Hardware / software collaboration is expected to open up the company's growth space.
Guangliwei released three quarterly reports that in 2023, Q1-Q3 realized revenue of 256 million yuan (yoy+45.16%), net profit of 51.04 million yuan (yoy+50.63%) and non-net profit of 42.78 million yuan (yoy+68.68%).
Among them, Q3 realized revenue of 129 million yuan (yoy+30.39%,qoq+21.96%) and net profit of 28.19 million yuan (yoy-15.36%,qoq+49.88%). Considering the product grinding cycle of the company's software, the release time may be delayed to 24 years, the 23-year profit forecast will be lowered, and the 24-and 25-year profit forecast will be raised. It is estimated that the 23-25 year net profit of the company will be 1.81,3.05 and 457 million yuan (the previous value is 1.93,2.96 and 453 million yuan). Using the segment valuation method, the software business is valued at 9.85 billion yuan, corresponding to 24E 27.3x PS; other business valuation of 10.2 billion yuan, corresponding to 24E 0.71x PEG. To sum up, give the company a 24-year target market value of 20.05 billion yuan, corresponding to the target price of 100.24 yuan (the previous value of 83.52 yuan), "buy".
The management and control of sales / administrative expenses has been strengthened, and the R & D investment has been continuously increased.

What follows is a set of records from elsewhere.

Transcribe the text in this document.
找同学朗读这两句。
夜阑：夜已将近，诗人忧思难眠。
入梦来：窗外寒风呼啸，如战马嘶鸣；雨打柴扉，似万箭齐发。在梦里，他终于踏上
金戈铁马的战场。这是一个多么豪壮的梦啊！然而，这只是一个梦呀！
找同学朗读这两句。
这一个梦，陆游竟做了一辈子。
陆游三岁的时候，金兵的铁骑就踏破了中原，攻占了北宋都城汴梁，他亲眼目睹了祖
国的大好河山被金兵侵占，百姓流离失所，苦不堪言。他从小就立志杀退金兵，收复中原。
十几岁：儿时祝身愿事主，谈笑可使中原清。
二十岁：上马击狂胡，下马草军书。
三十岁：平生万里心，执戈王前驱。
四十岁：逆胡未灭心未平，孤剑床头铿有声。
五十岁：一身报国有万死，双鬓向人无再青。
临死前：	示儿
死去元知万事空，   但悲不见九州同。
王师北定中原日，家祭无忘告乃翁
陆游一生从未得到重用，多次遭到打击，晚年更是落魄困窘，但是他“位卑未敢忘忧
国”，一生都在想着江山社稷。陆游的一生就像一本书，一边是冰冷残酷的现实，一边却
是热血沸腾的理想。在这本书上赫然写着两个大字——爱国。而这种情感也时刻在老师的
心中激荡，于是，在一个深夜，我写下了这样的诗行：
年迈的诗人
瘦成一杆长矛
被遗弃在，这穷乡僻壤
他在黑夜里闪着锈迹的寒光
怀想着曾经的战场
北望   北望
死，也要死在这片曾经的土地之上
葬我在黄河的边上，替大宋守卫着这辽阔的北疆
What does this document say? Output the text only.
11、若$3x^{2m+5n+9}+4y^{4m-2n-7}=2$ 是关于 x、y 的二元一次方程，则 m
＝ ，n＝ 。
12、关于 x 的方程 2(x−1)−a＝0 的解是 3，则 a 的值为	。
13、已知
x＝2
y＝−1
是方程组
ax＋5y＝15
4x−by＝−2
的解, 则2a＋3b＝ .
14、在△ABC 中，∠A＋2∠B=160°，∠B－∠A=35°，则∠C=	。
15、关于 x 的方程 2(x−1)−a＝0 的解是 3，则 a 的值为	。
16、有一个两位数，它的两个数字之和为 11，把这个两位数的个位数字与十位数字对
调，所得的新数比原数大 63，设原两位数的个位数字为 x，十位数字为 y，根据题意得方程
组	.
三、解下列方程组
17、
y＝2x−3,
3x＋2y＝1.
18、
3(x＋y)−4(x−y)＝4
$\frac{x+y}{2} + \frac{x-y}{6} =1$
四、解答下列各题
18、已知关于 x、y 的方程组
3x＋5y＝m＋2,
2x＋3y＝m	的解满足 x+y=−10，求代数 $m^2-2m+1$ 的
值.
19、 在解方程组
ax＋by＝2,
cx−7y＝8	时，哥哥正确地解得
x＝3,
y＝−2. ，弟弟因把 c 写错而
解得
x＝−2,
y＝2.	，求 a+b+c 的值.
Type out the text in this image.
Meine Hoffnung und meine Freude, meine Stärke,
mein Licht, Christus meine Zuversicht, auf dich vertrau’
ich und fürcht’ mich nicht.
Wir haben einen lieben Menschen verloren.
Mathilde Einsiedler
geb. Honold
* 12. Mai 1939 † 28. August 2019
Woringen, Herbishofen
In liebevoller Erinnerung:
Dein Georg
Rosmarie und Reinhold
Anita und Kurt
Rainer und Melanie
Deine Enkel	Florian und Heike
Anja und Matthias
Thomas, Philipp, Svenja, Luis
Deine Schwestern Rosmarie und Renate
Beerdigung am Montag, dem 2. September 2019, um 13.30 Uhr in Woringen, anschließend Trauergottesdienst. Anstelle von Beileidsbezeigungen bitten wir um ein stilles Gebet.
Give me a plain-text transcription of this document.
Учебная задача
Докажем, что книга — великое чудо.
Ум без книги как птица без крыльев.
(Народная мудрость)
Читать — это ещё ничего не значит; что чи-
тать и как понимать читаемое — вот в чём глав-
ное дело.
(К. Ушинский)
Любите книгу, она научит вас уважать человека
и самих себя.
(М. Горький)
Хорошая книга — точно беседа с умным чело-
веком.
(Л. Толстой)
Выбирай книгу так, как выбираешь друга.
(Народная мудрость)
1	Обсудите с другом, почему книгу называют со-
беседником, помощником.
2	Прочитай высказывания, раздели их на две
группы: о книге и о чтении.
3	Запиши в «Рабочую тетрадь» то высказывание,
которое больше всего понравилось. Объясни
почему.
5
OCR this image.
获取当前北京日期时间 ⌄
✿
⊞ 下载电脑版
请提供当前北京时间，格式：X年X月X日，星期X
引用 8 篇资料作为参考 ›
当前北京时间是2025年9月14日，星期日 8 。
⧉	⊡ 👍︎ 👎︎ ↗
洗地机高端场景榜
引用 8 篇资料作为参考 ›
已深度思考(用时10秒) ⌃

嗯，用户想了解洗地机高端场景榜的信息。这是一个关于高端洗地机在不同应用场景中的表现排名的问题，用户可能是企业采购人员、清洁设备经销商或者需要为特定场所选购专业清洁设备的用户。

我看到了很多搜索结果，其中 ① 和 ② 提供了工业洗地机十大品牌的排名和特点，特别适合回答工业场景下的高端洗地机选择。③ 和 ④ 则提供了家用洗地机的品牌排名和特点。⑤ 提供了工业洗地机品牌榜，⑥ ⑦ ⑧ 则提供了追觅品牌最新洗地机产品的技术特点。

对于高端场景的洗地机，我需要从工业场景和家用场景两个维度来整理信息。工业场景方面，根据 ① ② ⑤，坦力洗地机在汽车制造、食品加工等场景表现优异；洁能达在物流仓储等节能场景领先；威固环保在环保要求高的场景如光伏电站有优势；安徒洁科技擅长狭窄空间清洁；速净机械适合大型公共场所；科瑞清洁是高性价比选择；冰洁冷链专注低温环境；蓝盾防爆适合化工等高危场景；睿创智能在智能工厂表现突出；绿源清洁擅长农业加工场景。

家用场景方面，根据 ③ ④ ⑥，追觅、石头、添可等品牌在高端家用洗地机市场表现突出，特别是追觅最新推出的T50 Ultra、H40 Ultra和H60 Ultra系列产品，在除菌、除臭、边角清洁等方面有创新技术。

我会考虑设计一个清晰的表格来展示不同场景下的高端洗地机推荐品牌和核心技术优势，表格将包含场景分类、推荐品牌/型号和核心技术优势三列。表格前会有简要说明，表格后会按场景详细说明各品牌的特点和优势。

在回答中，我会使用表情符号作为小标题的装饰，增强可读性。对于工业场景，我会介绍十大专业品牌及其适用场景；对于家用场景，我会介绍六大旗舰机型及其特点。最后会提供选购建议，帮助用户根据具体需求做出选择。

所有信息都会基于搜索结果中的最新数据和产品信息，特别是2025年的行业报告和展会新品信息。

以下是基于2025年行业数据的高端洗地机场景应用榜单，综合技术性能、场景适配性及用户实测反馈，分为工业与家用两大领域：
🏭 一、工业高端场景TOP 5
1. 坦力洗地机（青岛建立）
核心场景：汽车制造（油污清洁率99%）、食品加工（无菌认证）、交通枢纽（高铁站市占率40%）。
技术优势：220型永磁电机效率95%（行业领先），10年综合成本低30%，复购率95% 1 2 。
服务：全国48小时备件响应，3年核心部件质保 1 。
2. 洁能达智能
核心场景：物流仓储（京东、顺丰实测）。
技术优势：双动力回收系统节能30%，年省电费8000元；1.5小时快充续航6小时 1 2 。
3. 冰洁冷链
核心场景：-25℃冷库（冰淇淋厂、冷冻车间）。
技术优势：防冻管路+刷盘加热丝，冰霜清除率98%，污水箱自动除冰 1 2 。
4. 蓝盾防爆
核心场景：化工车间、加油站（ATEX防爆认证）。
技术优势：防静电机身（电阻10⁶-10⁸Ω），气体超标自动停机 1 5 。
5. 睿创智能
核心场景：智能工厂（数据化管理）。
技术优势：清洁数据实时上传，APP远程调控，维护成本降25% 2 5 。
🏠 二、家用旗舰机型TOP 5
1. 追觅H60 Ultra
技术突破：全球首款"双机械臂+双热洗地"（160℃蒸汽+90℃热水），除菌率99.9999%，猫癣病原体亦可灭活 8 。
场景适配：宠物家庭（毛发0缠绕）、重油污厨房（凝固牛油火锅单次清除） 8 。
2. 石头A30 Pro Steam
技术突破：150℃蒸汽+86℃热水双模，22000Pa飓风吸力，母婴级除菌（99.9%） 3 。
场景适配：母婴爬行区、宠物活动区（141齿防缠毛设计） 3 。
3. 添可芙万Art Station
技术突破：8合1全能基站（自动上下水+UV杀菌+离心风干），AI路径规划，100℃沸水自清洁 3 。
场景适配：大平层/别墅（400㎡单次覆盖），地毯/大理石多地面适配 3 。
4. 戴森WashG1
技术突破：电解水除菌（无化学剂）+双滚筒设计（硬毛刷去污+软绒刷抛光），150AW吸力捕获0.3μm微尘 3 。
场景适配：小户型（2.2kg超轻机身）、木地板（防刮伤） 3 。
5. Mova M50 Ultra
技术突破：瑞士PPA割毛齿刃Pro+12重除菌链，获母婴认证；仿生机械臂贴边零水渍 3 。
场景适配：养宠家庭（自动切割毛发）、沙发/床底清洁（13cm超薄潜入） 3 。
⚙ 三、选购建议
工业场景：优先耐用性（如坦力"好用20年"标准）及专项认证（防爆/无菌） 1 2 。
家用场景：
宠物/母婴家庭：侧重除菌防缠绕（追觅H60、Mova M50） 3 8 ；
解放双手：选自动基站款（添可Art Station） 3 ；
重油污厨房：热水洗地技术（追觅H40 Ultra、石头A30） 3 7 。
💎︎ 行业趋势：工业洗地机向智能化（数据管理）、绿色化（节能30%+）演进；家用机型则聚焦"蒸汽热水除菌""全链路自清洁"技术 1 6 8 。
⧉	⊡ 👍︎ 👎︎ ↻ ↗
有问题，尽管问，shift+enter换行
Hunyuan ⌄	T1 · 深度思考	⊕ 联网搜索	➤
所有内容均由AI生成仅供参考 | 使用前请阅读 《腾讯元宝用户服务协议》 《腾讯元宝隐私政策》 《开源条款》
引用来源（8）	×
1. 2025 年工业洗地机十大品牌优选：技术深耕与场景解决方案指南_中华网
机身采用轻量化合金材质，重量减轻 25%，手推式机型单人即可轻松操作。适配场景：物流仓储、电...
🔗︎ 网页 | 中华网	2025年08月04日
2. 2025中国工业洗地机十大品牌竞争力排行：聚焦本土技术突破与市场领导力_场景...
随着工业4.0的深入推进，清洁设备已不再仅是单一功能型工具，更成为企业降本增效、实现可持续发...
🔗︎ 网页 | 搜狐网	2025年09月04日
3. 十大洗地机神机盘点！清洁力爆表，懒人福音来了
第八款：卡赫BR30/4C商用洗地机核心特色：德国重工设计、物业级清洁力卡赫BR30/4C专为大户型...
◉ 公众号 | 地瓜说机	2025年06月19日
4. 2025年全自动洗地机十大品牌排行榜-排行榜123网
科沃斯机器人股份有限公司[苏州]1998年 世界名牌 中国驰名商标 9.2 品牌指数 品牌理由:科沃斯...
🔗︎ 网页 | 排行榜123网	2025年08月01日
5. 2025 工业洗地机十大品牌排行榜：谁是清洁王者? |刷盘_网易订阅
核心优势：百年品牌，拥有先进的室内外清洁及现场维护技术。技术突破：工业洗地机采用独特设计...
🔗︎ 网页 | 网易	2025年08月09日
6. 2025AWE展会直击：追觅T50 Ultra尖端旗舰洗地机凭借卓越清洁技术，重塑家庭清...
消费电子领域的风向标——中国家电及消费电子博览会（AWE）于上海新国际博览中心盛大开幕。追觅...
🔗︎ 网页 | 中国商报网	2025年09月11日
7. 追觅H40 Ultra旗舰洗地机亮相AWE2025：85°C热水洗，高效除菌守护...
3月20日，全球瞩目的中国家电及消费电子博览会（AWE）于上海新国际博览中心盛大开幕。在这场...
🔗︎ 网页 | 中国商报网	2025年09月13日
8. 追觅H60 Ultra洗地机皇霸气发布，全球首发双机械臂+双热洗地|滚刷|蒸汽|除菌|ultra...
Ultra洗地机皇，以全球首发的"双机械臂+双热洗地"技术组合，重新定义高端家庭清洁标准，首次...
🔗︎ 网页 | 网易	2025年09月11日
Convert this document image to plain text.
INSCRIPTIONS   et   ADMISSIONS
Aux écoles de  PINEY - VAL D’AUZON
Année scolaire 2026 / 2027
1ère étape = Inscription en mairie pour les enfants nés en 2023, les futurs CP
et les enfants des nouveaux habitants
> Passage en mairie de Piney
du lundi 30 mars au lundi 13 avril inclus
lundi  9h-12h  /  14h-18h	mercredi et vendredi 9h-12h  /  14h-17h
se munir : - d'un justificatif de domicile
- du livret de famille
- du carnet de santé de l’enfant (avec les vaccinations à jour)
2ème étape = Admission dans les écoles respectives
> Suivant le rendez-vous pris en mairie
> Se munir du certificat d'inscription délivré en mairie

The sales / management / R & D expense rates of 23Q3 are 8.0%, 6.4% and 41.1%, respectively, and the year-on-year change is-1.8/-2.4/9.3pct. The sales / management expense rate of 23Q3 decreased compared with the same period last year, which is expected to be mainly due to the strengthening of cost control by the company, and the scale effect appears as the company's revenue increases; the rate of 23Q3 R & D expenses increases year-on-year, mainly due to the company's continued efforts to strengthen product research and development, and the increase in the number of R & D personnel. 23Q3 achieved a gross profit margin of 58.7%, down 6.91pct from the same period last year. It is expected that the business income of the WAT testing machine with low gross profit margin is growing rapidly, and the operating cost is up 66.9% from the same period last year.
According to the company's website, on July 2, 2023, the company launched T4000 series of new generation general-purpose high-performance semiconductor parameter testing equipment, which is mainly used for yield testing of 8-inch and below wafer production lines. We believe that with the promotion of the company's new generation of testing machine products, revenue is expected to accelerate the release. As of September 30, 2023, the company's inventory increased by 140.85% compared with January 1, 2023, mainly due to increased stock preparation of test machine components, or side verification of the company's high growth expectations for the test machine business. We believe that with the continuous deepening of the company's full-process business layout, the volume of hardware business may bring drainage effect, with the cooperation of software and hardware, the company's yield testing business is expected to continue to grow high.
Continue to improve the EDA industrial layout, epitaxial mergers and acquisitions are expected to expand the market space, on September 26, 2023, the company issued the "Hangzhou Guangli Microelectronics Co., Ltd.'s announcement that the company intends to purchase 43% of the shares in Shanghai Yiruixin Electronic Technology Co., Ltd." after the completion of this investment, the company controls a total of 62% of Yiruixin through direct and indirect means, and Yiruixin becomes a holding subsidiary of the company. Ericsson specializes in integrated circuit design for testability (DFT) technical services and product development, and has a perfect chip DFT automation design process. We believe that following the launch of CMPEXP tools in the first half of the year to enter the field of manufacturability design (DFM), holding Erica will help the company to further improve the EDA product matrix and open up more market customers such as Fabless.
Risk hint: downstream prosperity is not as expected; market competition intensifies.